Academic study and lived experience converged last night at the Afro−Latino Roundtable Forum, where an assembly of over 50 students, faculty and visiting speakers participated in a dialogue about the Afro−Latino experience in the United States.
The evening event was held in the Lincoln Filene Center. Associate Professor of Art and Art History Adriana Zavala explained that, although the event was originally planned to take place last year, last night's event came at a good time, given increased discussion in recent months on the topics of race and ethnicity on campus.
"We're incredibly happy it happened this semester, since we are in the midst of talking about activating race academically on campus," she said.
The discussion took place on the heels of the release of The Afro−Latin@ Reader produced by Duke University, a collection of academic articles, poems, short stories, newspaper articles and personal testimonies about Afro−Latinos in the United States context.
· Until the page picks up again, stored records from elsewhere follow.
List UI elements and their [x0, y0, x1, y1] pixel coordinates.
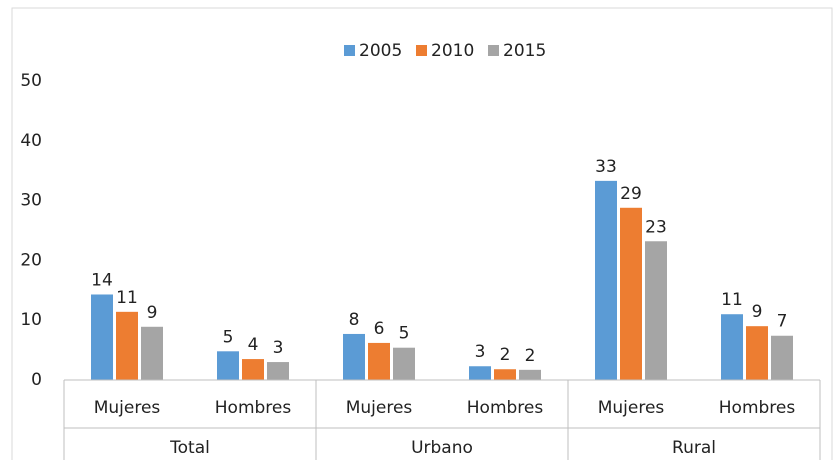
bar	[242, 359, 264, 380]
chart-border	[11, 7, 833, 460]
bar	[519, 369, 541, 380]
value-label: 11	[116, 288, 138, 308]
value-label: 3	[475, 342, 486, 362]
value-label: 9	[752, 302, 763, 322]
y-tick-label: 40	[20, 131, 42, 151]
y-tick-label: 10	[20, 310, 42, 330]
value-label: 5	[399, 324, 410, 344]
bar	[217, 351, 239, 380]
x-tick-label: Hombres	[215, 398, 292, 418]
value-label: 2	[500, 345, 511, 365]
y-tick-label: 50	[20, 71, 42, 91]
group-label: Total	[169, 438, 210, 458]
bar	[91, 294, 113, 380]
bar	[746, 326, 768, 380]
legend-label: 2010	[431, 41, 474, 61]
bar	[494, 369, 516, 380]
value-label: 9	[147, 303, 158, 323]
value-label: 23	[645, 217, 667, 237]
x-tick-label: Mujeres	[94, 398, 161, 418]
value-label: 3	[273, 338, 284, 358]
bar	[116, 311, 138, 380]
value-label: 11	[721, 290, 743, 310]
y-tick-label: 0	[31, 370, 42, 390]
bar	[343, 333, 365, 380]
value-label: 29	[620, 184, 642, 204]
value-label: 5	[223, 327, 234, 347]
group-label: Urbano	[411, 438, 473, 458]
value-label: 14	[91, 270, 113, 290]
bar	[469, 366, 491, 380]
legend-label: 2005	[359, 41, 402, 61]
legend-swatch	[344, 45, 355, 56]
bar	[771, 335, 793, 380]
value-label: 2	[525, 346, 536, 366]
bar	[620, 207, 642, 380]
legend-swatch	[416, 45, 427, 56]
value-label: 4	[248, 335, 259, 355]
y-tick-label: 20	[20, 250, 42, 270]
legend-label: 2015	[503, 41, 546, 61]
legend-swatch	[488, 45, 499, 56]
x-tick-label: Mujeres	[598, 398, 665, 418]
bar	[141, 326, 163, 380]
bar	[393, 347, 415, 380]
bar	[721, 314, 743, 380]
x-tick-label: Mujeres	[346, 398, 413, 418]
group-label: Rural	[672, 438, 716, 458]
bar	[267, 362, 289, 380]
bar	[645, 241, 667, 380]
y-tick-label: 30	[20, 191, 42, 211]
bar	[368, 342, 390, 380]
value-label: 8	[349, 310, 360, 330]
x-tick-label: Hombres	[719, 398, 796, 418]
value-label: 33	[595, 157, 617, 177]
value-label: 6	[374, 319, 385, 339]
bar	[595, 180, 617, 380]
value-label: 7	[777, 312, 788, 332]
x-tick-label: Hombres	[467, 398, 544, 418]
The Reader formed the base of last night's discussion.
"The Reader is an attempt to document, at multiple levels, the history of African people of Latino descent in the United States," Miriam Jimenez Román, executive director of the afro−latin@ forum and co−editor of the Reader, said
The Reader aims to look at historical racial hierarchy in the Afro−Latino community while unpacking the lived experiences of colorism — discrimination based on skin tone — according to James Jennings, contributing author of the Reader and Tufts professor of urban and environmental policy and planning.
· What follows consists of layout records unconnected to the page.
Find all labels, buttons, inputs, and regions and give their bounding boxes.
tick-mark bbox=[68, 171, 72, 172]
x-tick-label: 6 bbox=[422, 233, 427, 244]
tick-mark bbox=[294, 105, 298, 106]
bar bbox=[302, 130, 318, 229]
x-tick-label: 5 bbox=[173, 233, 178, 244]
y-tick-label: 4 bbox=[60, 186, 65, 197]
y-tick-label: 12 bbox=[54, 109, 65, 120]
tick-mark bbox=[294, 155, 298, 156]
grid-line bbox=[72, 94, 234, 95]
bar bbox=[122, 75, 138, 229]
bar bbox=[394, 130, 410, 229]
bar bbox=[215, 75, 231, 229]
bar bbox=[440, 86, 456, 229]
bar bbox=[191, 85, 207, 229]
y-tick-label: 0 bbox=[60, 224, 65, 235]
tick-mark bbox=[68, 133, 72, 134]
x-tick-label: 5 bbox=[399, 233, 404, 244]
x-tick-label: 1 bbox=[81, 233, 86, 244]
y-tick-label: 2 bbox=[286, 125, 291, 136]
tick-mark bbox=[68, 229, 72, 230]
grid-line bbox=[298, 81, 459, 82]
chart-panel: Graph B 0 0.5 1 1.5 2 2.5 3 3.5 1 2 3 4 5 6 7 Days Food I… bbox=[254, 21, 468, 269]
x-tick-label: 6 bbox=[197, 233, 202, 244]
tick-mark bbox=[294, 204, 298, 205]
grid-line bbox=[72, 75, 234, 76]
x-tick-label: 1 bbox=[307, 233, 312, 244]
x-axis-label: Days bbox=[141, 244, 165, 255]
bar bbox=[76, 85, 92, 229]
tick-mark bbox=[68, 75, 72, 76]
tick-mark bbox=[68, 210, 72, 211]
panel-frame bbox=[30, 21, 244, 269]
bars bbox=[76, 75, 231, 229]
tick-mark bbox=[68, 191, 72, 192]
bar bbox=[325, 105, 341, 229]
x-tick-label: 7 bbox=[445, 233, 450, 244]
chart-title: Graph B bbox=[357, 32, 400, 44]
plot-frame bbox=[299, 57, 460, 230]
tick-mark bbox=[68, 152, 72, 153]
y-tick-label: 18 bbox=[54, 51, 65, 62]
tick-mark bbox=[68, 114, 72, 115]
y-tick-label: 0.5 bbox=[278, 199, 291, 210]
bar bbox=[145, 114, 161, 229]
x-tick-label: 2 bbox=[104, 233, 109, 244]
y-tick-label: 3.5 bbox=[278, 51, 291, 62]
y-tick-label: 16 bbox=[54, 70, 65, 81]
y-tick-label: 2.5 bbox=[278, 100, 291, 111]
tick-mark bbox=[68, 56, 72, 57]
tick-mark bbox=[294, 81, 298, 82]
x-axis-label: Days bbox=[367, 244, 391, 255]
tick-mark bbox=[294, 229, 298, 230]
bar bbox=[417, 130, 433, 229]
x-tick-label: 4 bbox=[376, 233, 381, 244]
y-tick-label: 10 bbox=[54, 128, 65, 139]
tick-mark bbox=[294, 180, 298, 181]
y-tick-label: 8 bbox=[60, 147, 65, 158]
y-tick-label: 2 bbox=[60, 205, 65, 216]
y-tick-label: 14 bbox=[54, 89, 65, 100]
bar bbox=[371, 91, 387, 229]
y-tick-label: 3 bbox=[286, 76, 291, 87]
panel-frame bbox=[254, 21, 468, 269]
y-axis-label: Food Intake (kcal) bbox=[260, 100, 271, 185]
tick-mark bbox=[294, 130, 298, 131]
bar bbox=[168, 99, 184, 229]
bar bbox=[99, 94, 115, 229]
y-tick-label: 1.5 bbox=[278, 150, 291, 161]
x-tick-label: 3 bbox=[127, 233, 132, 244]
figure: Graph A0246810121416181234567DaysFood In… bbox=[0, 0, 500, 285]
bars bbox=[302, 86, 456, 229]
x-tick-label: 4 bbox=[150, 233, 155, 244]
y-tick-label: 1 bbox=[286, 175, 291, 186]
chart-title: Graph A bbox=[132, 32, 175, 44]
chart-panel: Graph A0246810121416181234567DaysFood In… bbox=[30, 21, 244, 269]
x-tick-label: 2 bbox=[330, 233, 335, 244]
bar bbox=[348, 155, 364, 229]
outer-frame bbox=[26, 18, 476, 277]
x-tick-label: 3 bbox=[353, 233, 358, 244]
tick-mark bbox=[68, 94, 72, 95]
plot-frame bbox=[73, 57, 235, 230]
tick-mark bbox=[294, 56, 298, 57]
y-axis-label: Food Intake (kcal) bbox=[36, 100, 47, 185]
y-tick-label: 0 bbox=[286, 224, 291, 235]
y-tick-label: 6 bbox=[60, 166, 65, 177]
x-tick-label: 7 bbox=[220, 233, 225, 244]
The work draws its strength from its commitment to identifying experiences as lived histories, Zavala said.
"The experiential aspect of the Reader is important," she said. "It gets people to locate themselves, and it builds a scholarly discourse."
The pieces employ different historic and geographic lenses, including transnational migration and the inalienable realities of individually lived experiences, according to Juan Flores, professor of social and cultural analysis at New York University and co−editor of the Reader.
"The reason to do the Reader was not about celebrating our heroes. It gives you the idea that all these little stories are about community," Román said. "You take these stories, another way of looking at U.S. history, black history, Latino history … as a way of looking at the people's history, and those are the histories we're not being taught."
The evening conversation focused on a variety of topics, ranging from colorism — surrounding and within Afro−Latino communities — and the conflation of race and ethnicity.
"Cultural prejudice isn't the same as racism," Flores said. "The whole point is to question our exclusive possession of ideas. There are bigger issues involved about power and who gets to decides these things."
Román shared a real−life example of how race and colorism works within power structures, especially in the context of employment.
"In the Carolinas, there are 35,000 Afro−Mexicans working in processing plants," she said. "Most people don't understand them as Afro−Mexicans, and they're ‘passing' for Puerto Ricans or Dominicans, because they're dark enough."
Even in the discourse within the Afro−Latino community, Flores explained that pervasive stereotyping exists, particularly of women.
"The hyper sexualizing of women, it's demeaning women in so many ways," Flores said. "There are problems. We have to try to be ahead of that, and keep the political and intellectual understanding to the foreground so it's not taken over as a fad."
When a student in the audience asked the speakers a question about the role of academic departments teaching about these topics, Román explained that academic institutions move slowly in venturing into new fields of study.
"The whole system [of academia] is structured in a way so that it reproduces itself," she said. "Innovation is not part of the academy. It is something that happens after the fact. It's our experiences that force the academy to do something different."